Using sophisticated artificial
intelligence developed through two NSF Small Business Innovation Research
grants, ecoATM kiosks can differentiate varied consumer electronics products
and determine a market value. If the value is acceptable, users have the option
of receiving cash or store credit for their trade--or donating all or part of
the compensation to one of several charities.
ecoATM finds second homes for
three-fourths of the phones it collects, sending the remaining ones to
environmentally responsible recycling channels to reclaim any rare earth elements and keep toxic components
from landfills. ecoATM is certified to the eWaste environmental standards of
Responsible Recycling (R2) and ISO 14001.

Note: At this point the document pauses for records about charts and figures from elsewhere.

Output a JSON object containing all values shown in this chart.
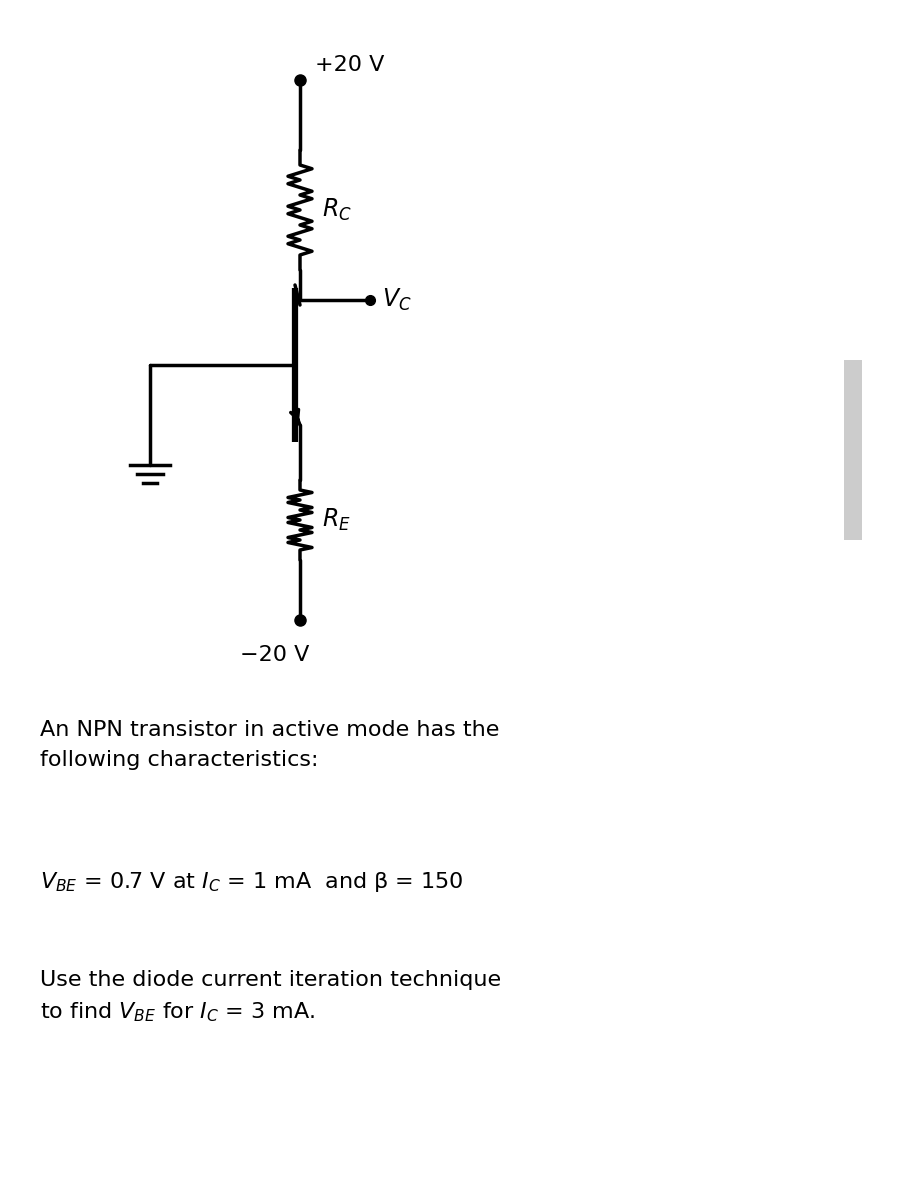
{
  "bg_color": "#ffffff",
  "text_color": "#000000",
  "line_color": "#000000",
  "line_width": 2.5,
  "fig_width": 9.07,
  "fig_height": 12.0,
  "plus20v_label": "+20 V",
  "minus20v_label": "−20 V",
  "rc_label": "$R_C$",
  "re_label": "$R_E$",
  "vc_label": "$V_C$",
  "text1": "An NPN transistor in active mode has the\nfollowing characteristics:",
  "text2": "$V_{BE}$ = 0.7 V at $I_C$ = 1 mA  and β = 150",
  "text3": "Use the diode current iteration technique\nto find $V_{BE}$ for $I_C$ = 3 mA."
}
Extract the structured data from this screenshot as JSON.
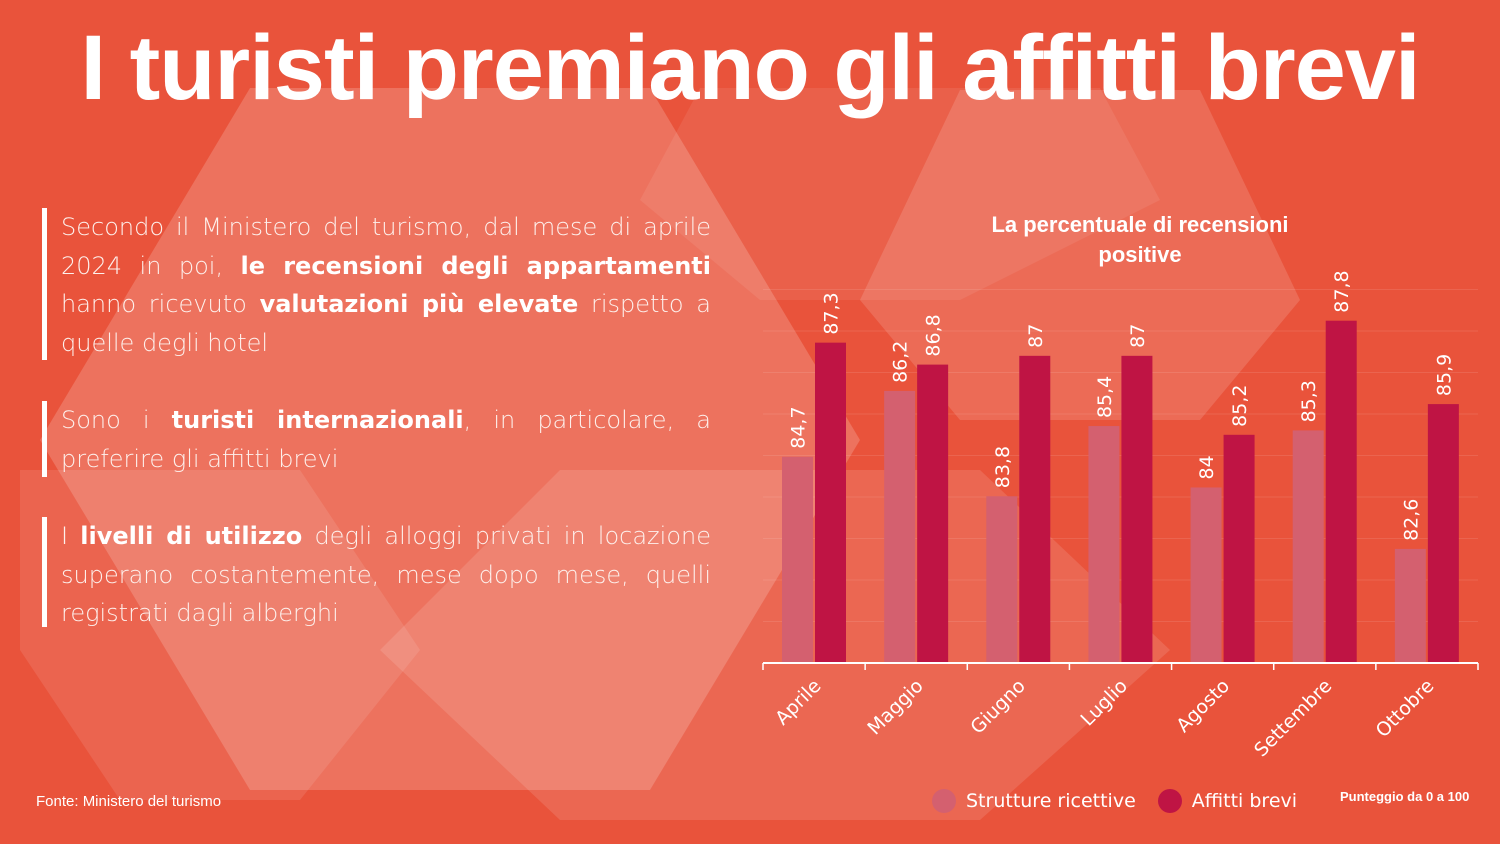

"The basic technologies of machine
vision, artificial intelligence and robotics that we use have existed for many
years, but none have been applied to the particular problem of consumer
recycling," says ecoATM co-founder and NSF principal investigator Mark
Bowles. "But we've done much more than just apply existing technology to
an old problem--we developed significant innovations for each of those basic
elements to make the system commercially viable."
ecoATM received its first NSF support in
2010, then received follow-on funding from Coinstar, Claremont Creek Ventures
and Silicon Valley Bank to launch the first kiosks in 2011. The company
expanded to the Washington, D.C. metropolitan area and other areas along the
East Coast this month and plans to have more than 300 kiosks deployed by the
end of 2012 in shopping malls and large stores across the country.

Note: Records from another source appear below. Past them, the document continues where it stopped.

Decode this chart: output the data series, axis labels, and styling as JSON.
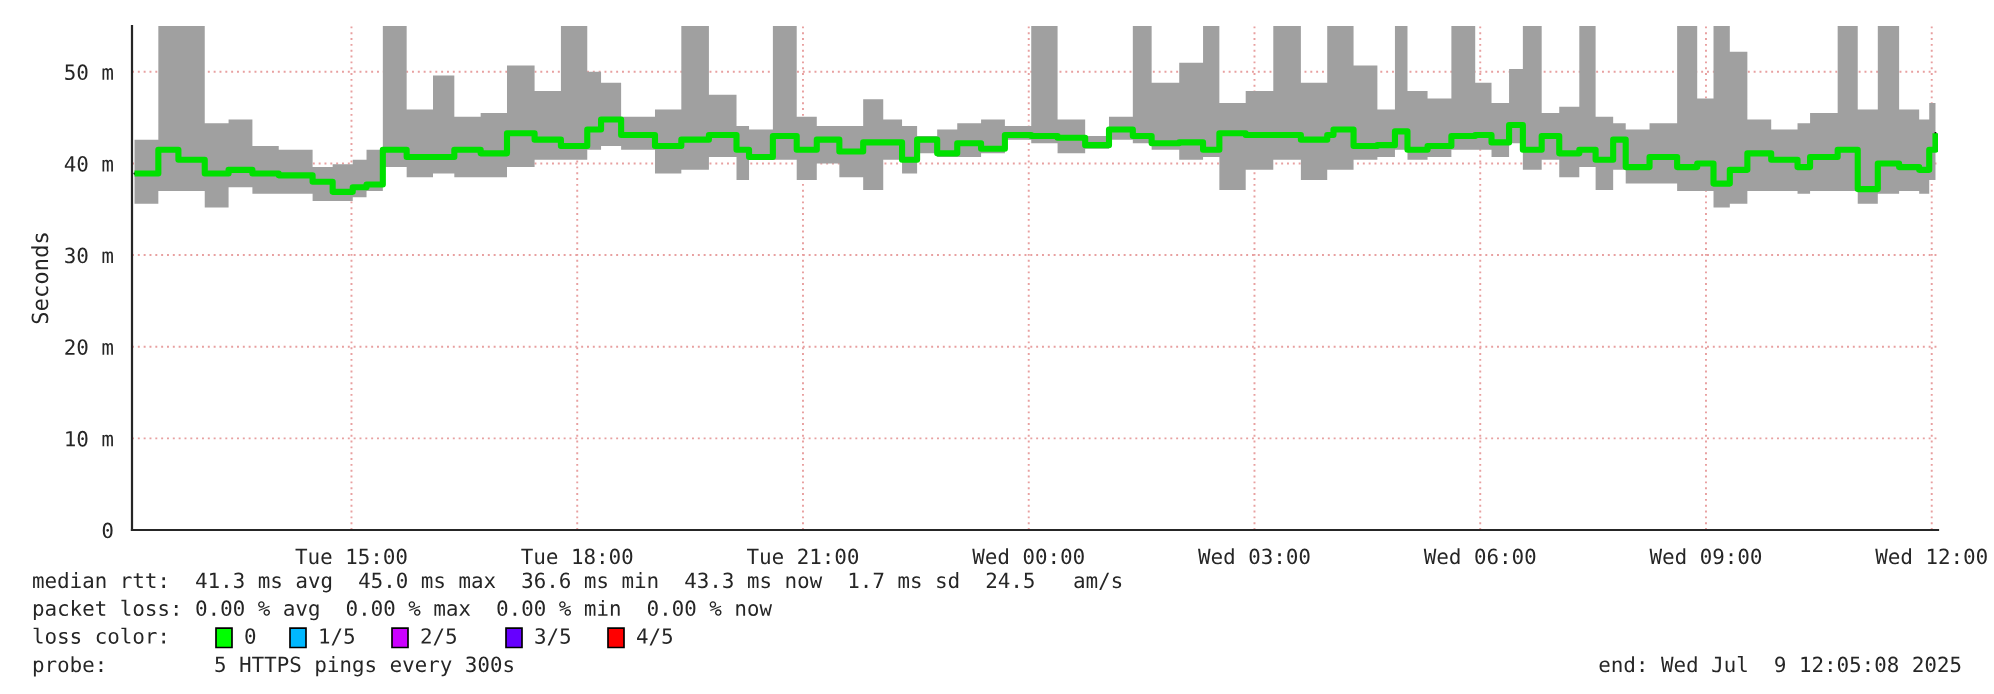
{
  "chart_data": {
    "type": "step",
    "ylabel": "Seconds",
    "xlim": [
      "2025-07-08T12:05",
      "2025-07-09T12:05"
    ],
    "xticks": [
      {
        "value": "2025-07-08T15:00",
        "label": "Tue 15:00"
      },
      {
        "value": "2025-07-08T18:00",
        "label": "Tue 18:00"
      },
      {
        "value": "2025-07-08T21:00",
        "label": "Tue 21:00"
      },
      {
        "value": "2025-07-09T00:00",
        "label": "Wed 00:00"
      },
      {
        "value": "2025-07-09T03:00",
        "label": "Wed 03:00"
      },
      {
        "value": "2025-07-09T06:00",
        "label": "Wed 06:00"
      },
      {
        "value": "2025-07-09T09:00",
        "label": "Wed 09:00"
      },
      {
        "value": "2025-07-09T12:00",
        "label": "Wed 12:00"
      }
    ],
    "ylim": [
      0,
      55
    ],
    "yticks": [
      0,
      {
        "value": 10,
        "label": "10 m"
      },
      {
        "value": 20,
        "label": "20 m"
      },
      {
        "value": 30,
        "label": "30 m"
      },
      {
        "value": 40,
        "label": "40 m"
      },
      {
        "value": 50,
        "label": "50 m"
      }
    ],
    "grid": true,
    "legend": false,
    "series": [
      {
        "color": "#00e000",
        "x": [
          "2025-07-08T12:07",
          "2025-07-08T12:26",
          "2025-07-08T12:42",
          "2025-07-08T13:03",
          "2025-07-08T13:22",
          "2025-07-08T13:41",
          "2025-07-08T14:02",
          "2025-07-08T14:29",
          "2025-07-08T14:45",
          "2025-07-08T15:01",
          "2025-07-08T15:12",
          "2025-07-08T15:25",
          "2025-07-08T15:44",
          "2025-07-08T16:05",
          "2025-07-08T16:22",
          "2025-07-08T16:43",
          "2025-07-08T17:04",
          "2025-07-08T17:26",
          "2025-07-08T17:47",
          "2025-07-08T18:08",
          "2025-07-08T18:19",
          "2025-07-08T18:35",
          "2025-07-08T19:02",
          "2025-07-08T19:23",
          "2025-07-08T19:45",
          "2025-07-08T20:07",
          "2025-07-08T20:17",
          "2025-07-08T20:36",
          "2025-07-08T20:55",
          "2025-07-08T21:11",
          "2025-07-08T21:29",
          "2025-07-08T21:48",
          "2025-07-08T22:04",
          "2025-07-08T22:19",
          "2025-07-08T22:31",
          "2025-07-08T22:47",
          "2025-07-08T23:03",
          "2025-07-08T23:22",
          "2025-07-08T23:41",
          "2025-07-09T00:02",
          "2025-07-09T00:23",
          "2025-07-09T00:45",
          "2025-07-09T01:04",
          "2025-07-09T01:23",
          "2025-07-09T01:38",
          "2025-07-09T02:00",
          "2025-07-09T02:19",
          "2025-07-09T02:32",
          "2025-07-09T02:53",
          "2025-07-09T03:15",
          "2025-07-09T03:37",
          "2025-07-09T03:58",
          "2025-07-09T04:03",
          "2025-07-09T04:19",
          "2025-07-09T04:38",
          "2025-07-09T04:52",
          "2025-07-09T05:02",
          "2025-07-09T05:18",
          "2025-07-09T05:37",
          "2025-07-09T05:56",
          "2025-07-09T06:09",
          "2025-07-09T06:23",
          "2025-07-09T06:34",
          "2025-07-09T06:49",
          "2025-07-09T07:03",
          "2025-07-09T07:19",
          "2025-07-09T07:32",
          "2025-07-09T07:46",
          "2025-07-09T07:56",
          "2025-07-09T08:15",
          "2025-07-09T08:37",
          "2025-07-09T08:53",
          "2025-07-09T09:06",
          "2025-07-09T09:19",
          "2025-07-09T09:33",
          "2025-07-09T09:52",
          "2025-07-09T10:13",
          "2025-07-09T10:23",
          "2025-07-09T10:45",
          "2025-07-09T11:01",
          "2025-07-09T11:17",
          "2025-07-09T11:34",
          "2025-07-09T11:50",
          "2025-07-09T11:58",
          "2025-07-09T12:03"
        ],
        "values": [
          38.9,
          41.5,
          40.4,
          38.9,
          39.3,
          38.9,
          38.7,
          38.0,
          36.9,
          37.4,
          37.7,
          41.5,
          40.7,
          40.7,
          41.5,
          41.1,
          43.3,
          42.6,
          41.9,
          43.7,
          44.8,
          43.1,
          41.9,
          42.6,
          43.1,
          41.5,
          40.7,
          43.0,
          41.5,
          42.6,
          41.3,
          42.3,
          42.3,
          40.4,
          42.6,
          41.1,
          42.2,
          41.6,
          43.1,
          43.0,
          42.8,
          42.0,
          43.7,
          43.0,
          42.2,
          42.3,
          41.5,
          43.3,
          43.1,
          43.1,
          42.6,
          43.1,
          43.7,
          41.9,
          42.0,
          43.5,
          41.5,
          41.9,
          43.0,
          43.1,
          42.3,
          44.2,
          41.5,
          43.0,
          41.1,
          41.5,
          40.4,
          42.6,
          39.6,
          40.7,
          39.6,
          40.0,
          37.8,
          39.3,
          41.1,
          40.4,
          39.6,
          40.7,
          41.5,
          37.2,
          40.0,
          39.6,
          39.3,
          41.5,
          43.3
        ],
        "lower": [
          35.6,
          37.0,
          37.0,
          35.2,
          37.4,
          36.7,
          36.7,
          35.9,
          35.9,
          36.3,
          37.0,
          39.6,
          38.5,
          38.9,
          38.5,
          38.5,
          39.6,
          40.4,
          40.4,
          41.5,
          41.9,
          41.5,
          38.9,
          39.3,
          40.7,
          38.2,
          40.4,
          40.4,
          38.2,
          40.0,
          38.5,
          37.1,
          40.4,
          38.9,
          41.1,
          40.7,
          40.7,
          41.1,
          42.6,
          42.2,
          41.1,
          41.6,
          42.6,
          42.2,
          41.5,
          40.4,
          40.7,
          37.1,
          39.3,
          40.4,
          38.2,
          39.3,
          39.3,
          40.4,
          40.7,
          41.5,
          40.4,
          40.7,
          41.5,
          41.5,
          40.7,
          42.2,
          39.3,
          40.4,
          38.5,
          39.6,
          37.1,
          39.3,
          37.8,
          37.8,
          37.0,
          37.0,
          35.2,
          35.6,
          37.0,
          37.0,
          36.7,
          37.0,
          37.0,
          35.6,
          36.7,
          37.0,
          36.7,
          38.2,
          39.6
        ],
        "upper": [
          42.6,
          55,
          55,
          44.4,
          44.8,
          41.9,
          41.5,
          39.6,
          39.9,
          40.4,
          41.5,
          55,
          45.9,
          49.6,
          45.1,
          45.5,
          50.7,
          47.9,
          55,
          50.0,
          48.8,
          45.1,
          45.9,
          55,
          47.5,
          44.1,
          43.7,
          55,
          45.1,
          44.1,
          44.1,
          47.0,
          44.8,
          44.1,
          43.0,
          43.7,
          44.4,
          44.8,
          44.1,
          55,
          44.8,
          43.0,
          45.1,
          55,
          48.8,
          51.0,
          55,
          46.6,
          47.9,
          55,
          48.8,
          55,
          55,
          50.7,
          45.9,
          55,
          47.9,
          47.1,
          55,
          48.8,
          46.6,
          50.3,
          55,
          45.5,
          46.2,
          55,
          45.1,
          44.4,
          43.7,
          44.4,
          55,
          47.1,
          55,
          52.2,
          44.8,
          43.7,
          44.4,
          45.5,
          55,
          45.9,
          55,
          45.9,
          44.8,
          46.6,
          46.6
        ]
      }
    ],
    "annotations": [
      "median rtt:  41.3 ms avg  45.0 ms max  36.6 ms min  43.3 ms now  1.7 ms sd  24.5   am/s",
      "packet loss: 0.00 % avg  0.00 % max  0.00 % min  0.00 % now",
      "loss color:",
      "0",
      "1/5",
      "2/5",
      "3/5",
      "4/5",
      "probe:",
      "5 HTTPS pings every 300s",
      "end: Wed Jul  9 12:05:08 2025"
    ]
  }
}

The system began as a wooden-box
prototype that required the presence of an ecoATM representative to ensure that
users were being honest with their trades. While that setup proved consumers
would be comfortable with the device-exchange concept, it was limited by the
need for human intervention.
The first NSF Small Business Innovation
Research grant allowed ecoATM to develop artificial intelligence and
diagnostics that delivered 97.5 percent accuracy for device recognition,
removing human oversight and making the system viable for broad use. A
follow-on NSF SBIR grant is helping ecoATM close that final 2.5 percent
accuracy gap.
According to Bowles, traditional machine
vision generally relies on pattern matching, pairing a new image to a known
one. Pattern matching is a binary approach that cannot handle the complexity of
ecoATM's evaluation process, which includes eight separate grades based on a
device's level of damage.
"We are now able to tell the
difference between cracked glass on a phone, which is an inexpensive fix,
versus a broken display or bleeding pixels, which is generally fatal for the
device," says Bowles. "We were warned by leading machine-vision
experts that solving the inspecting/grading problem-with an infinite variety of
possible flaws-was an impossible problem to solve. Yet with our NSF support, we
solved it through several years of research and development, trial and error,
use of artificial intelligence and neural network techniques."
The company's databases are now trained
with images of more than 4,000 devices, and when an identification mistake
occurs, the system learns from that mistake.
When a user places their device into an
ecoATM kiosk, the artifical intelligence system conducts a visual inspection,
identifies the device model and then robotically provides one of 23 possible
connector cables for linking it to the ecoATM network (the company warns
consumers to erase all personal data before recycling).
Using proprietary algorithms, the system
then determines a value for the device based on the company's real-time,
worldwide, pre-auction system.Within that system, a broad network of buyers
have already bid in advance on the 4,000 different models in eight possible
grades, so the kiosk can immediately provide compensation.
A number of robotic elements enable the
kiosk to safely collect, evaluate and then store each device in a process that
only takes a few minutes.
"The ecoATM project is an extremely
innovative way to motivate the public with an incentive to 'do the right thing'
with discarded electronics, both socially and environmentally," says Glenn
Larsen, the NSF SBIR program officer overseeing the ecoATM grants. "This
may change behavior from simply dumping unwanted electronics to a focus on
recycling, while helping put more hi-tech devices in the hands of others that
might not otherwise be able to afford or acquire them."
The company is partnered with San
Diego-based D&K Engineering to help design and build the kiosks
domestically, and has expanded from an original workforce of less than 10 in
2010 to a team of more than 150 employees and contractors today.
Since its founding, ecoATM has filed
over 20 patents, been awarded seven patents to date, and won numerous awards.
The company is currently one of three finalists for a Consumer Electronics
Association Inaugural Innovation Entrepreneur Award.
"ecoATM meets the required thresholds
of both convenience and immediate financial incentive necessary to inspire mass
consumer participation in electronics recycling," adds Bowles. "We
believe we are the first system to achieve those thresholds."